The United Methodist Church is no longer united.

There might be problems within a congregation and its clergy.

Many cases of clergy abuse of power have been reported.  It is quite easy to see how an experience or knowledge of these activities might cause none to stop going to church.

Theological doubt or disagreement (theology failure)

A person might simply find that a church’s theology, beliefs and creeds or dogma disagree with his personal beliefs.

A reasoning person can never agree with every single thing a church’s theology or dogma require.  When this disagreement produces sufficient stress or a form of cognitive dissonance, the person will leave the church behind.

I have certainly observed this phenomenon over the years.  For example, my father once left a church because it had become openly political.

Recognition of hypocrisy or dishonesty by clergy (church failure)

Of all the reasons, this seems to be the saddest and possibly the easiest reason to rectify.  As far as I can determine, after a fairly intense study over at least five years, people who attend seminaries learn many things about the history of the evolution of the Christian church and more importantly about the evolution of the sacred book they revere and even the evolution of the deity they worship.

In seminary, rabbis, priests and ministers ALL learn about how the Bible was written and who did and did not write it.  They learn about the ancient deities of the Hebrew people and how the deity they worship rose out of the pantheon of ancient Canaan, Phoenicia, Samaria and Syria.

In seminary, Catholic and Protestant clergy learn who did not write the canonical gospels, which “letters of Paul” he did not write, how the many Johns cited are separate and that there  was almost no agreement among early Christians in any  aspect of their theology.

They know the truth about the “virgin birth.”

They know that the “rapture” is not Biblical.

They  know that the Book of Revelation  was written to people in the first century CE and has NO RELEVANCE to anything or anyone after about 150 CE.  No relevance whatsoever.

Priests, rabbis and preachers have been deceiving their flocks at least since the Babylonian captivity (586-538 BCE) of the Jewish people.  Since that time, Jewish  priests and rabbis and Christian priests and ministers have taken steps to consolidate power in their institutions and in the clergy and the people can sink or swim, swim if they agree and sink if they don’t.

There are a few exceptions, but not many.

What can clergy do?

While I realize that there is a delicate balance of faith and facts, I believe that clergy have chosen to go too far into dogma and have lost sight of what they are there for.

I will cite one example.  In my town there is a small but sincere congregation.  During COVID, attendance was abysmal.  The clergy decided to find a need in the community and fill it.  Many churches have food banks.  Many do meals on wheels.

This church went into action.  If COVID was keeping people out of church, homelessness was keeping some of them hungry.

The church started taking food to the unhoused right where they were.  That church is no longer failing.

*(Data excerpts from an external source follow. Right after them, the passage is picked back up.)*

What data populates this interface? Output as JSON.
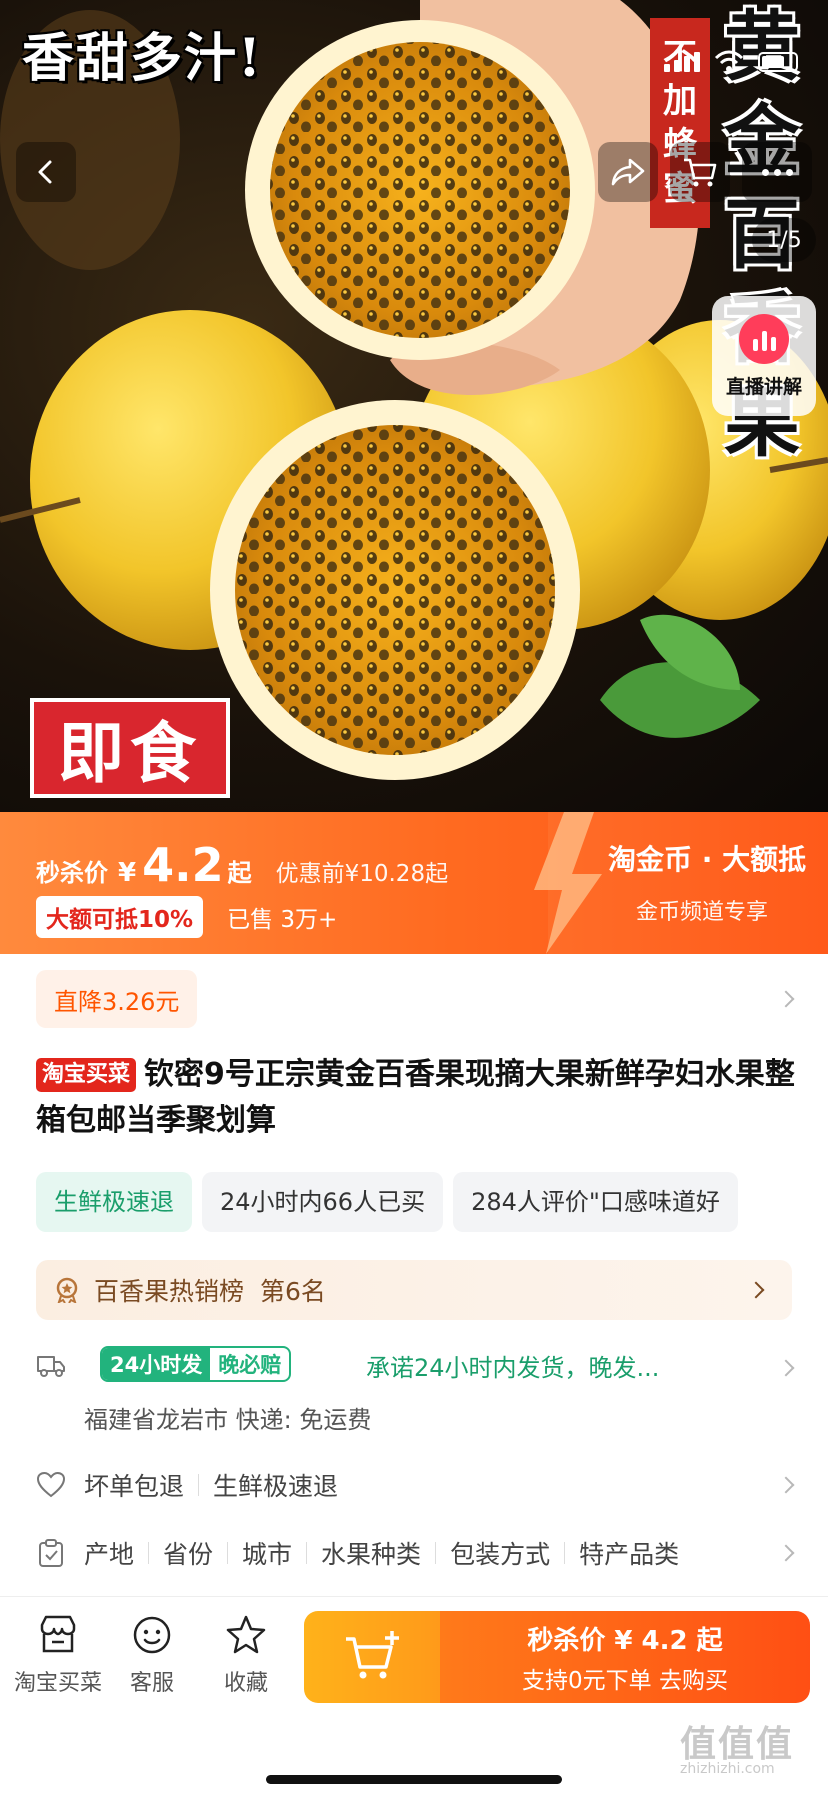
{
  "hero": {
    "banner_top": "香甜多汁!",
    "banner_red": [
      "不",
      "加",
      "蜂",
      "蜜"
    ],
    "banner_vertical": [
      "黄",
      "金",
      "百",
      "香",
      "果"
    ],
    "badge_ready": "即食",
    "image_counter": "1/5",
    "live_label": "直播讲解"
  },
  "price": {
    "label": "秒杀价",
    "yen": "¥",
    "amount": "4.2",
    "suffix": "起",
    "before": "优惠前¥10.28起",
    "discount_tag": "大额可抵10%",
    "sold": "已售 3万+",
    "coin_title": "淘金币 · 大额抵",
    "coin_sub": "金币频道专享"
  },
  "price_cut": "直降3.26元",
  "product": {
    "tag": "淘宝买菜",
    "title": "钦密9号正宗黄金百香果现摘大果新鲜孕妇水果整箱包邮当季聚划算"
  },
  "tags": [
    {
      "label": "生鲜极速退",
      "style": "green"
    },
    {
      "label": "24小时内66人已买",
      "style": "gray"
    },
    {
      "label": "284人评价\"口感味道好",
      "style": "gray"
    }
  ],
  "rank": {
    "text": "百香果热销榜",
    "position": "第6名"
  },
  "shipping": {
    "badge_a": "24小时发",
    "badge_b": "晚必赔",
    "promise": "承诺24小时内发货，晚发...",
    "origin": "福建省龙岩市  快递: 免运费"
  },
  "services": [
    "坏单包退",
    "生鲜极速退"
  ],
  "attributes": [
    "产地",
    "省份",
    "城市",
    "水果种类",
    "包装方式",
    "特产品类"
  ],
  "bottom_bar": {
    "shop": "淘宝买菜",
    "service": "客服",
    "favorite": "收藏",
    "buy_line1": "秒杀价 ¥ 4.2 起",
    "buy_line2": "支持0元下单  去购买",
    "watermark": "值值值",
    "watermark_sub": "zhizhizhi.com"
  },
  "colors": {
    "accent": "#ff5500",
    "price_bg": "#ff6a20",
    "tag_red": "#e3261c",
    "green": "#1a9e6b"
  }
}
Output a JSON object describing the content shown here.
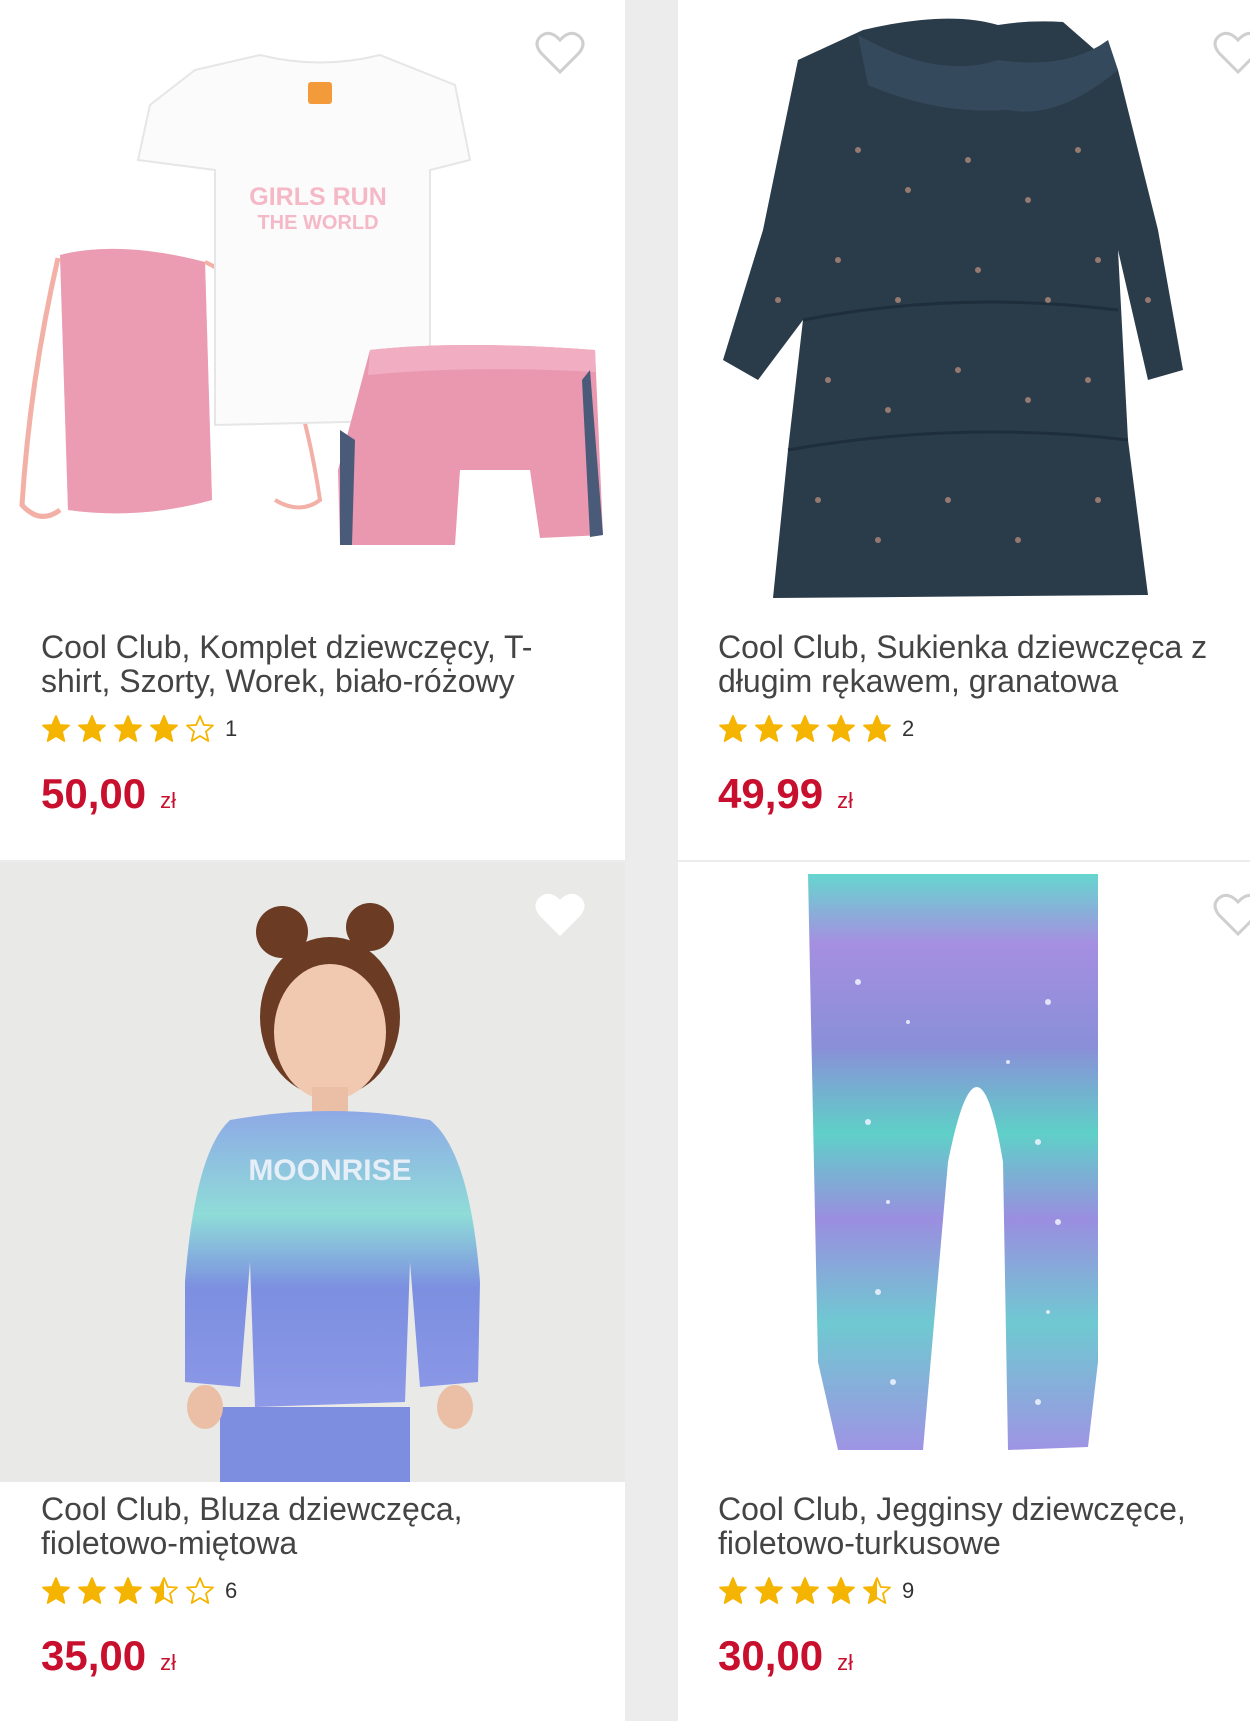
{
  "accent_color": "#c8102e",
  "star_color": "#f5b400",
  "products": [
    {
      "title": "Cool Club, Komplet dziewczęcy, T-shirt, Szorty, Worek, biało-różowy",
      "rating": 4,
      "review_count": "1",
      "price": "50,00",
      "currency": "zł",
      "image_text_line1": "GIRLS RUN",
      "image_text_line2": "THE WORLD",
      "favorite_icon": "heart-outline-icon"
    },
    {
      "title": "Cool Club, Sukienka dziewczęca z długim rękawem, granatowa",
      "rating": 5,
      "review_count": "2",
      "price": "49,99",
      "currency": "zł",
      "favorite_icon": "heart-outline-icon"
    },
    {
      "title": "Cool Club, Bluza dziewczęca, fioletowo-miętowa",
      "rating": 3.5,
      "review_count": "6",
      "price": "35,00",
      "currency": "zł",
      "image_text_line1": "MOONRISE",
      "favorite_icon": "heart-outline-icon"
    },
    {
      "title": "Cool Club, Jegginsy dziewczęce, fioletowo-turkusowe",
      "rating": 4.5,
      "review_count": "9",
      "price": "30,00",
      "currency": "zł",
      "favorite_icon": "heart-outline-icon"
    }
  ]
}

It is thriving and growing.

Where does it all lead?

Going to church is a personal decision.  I would suggest that each person make the decision based on theological agreement.  Some of the other church problems are surmountable but if a person believes that a church’s belief system or the clergy’s honesty is unacceptable, he is better off going fishing.

At least he is communing with Nature, a deity of Her own for many people.

I don’t recommend golf.  Golf sucks.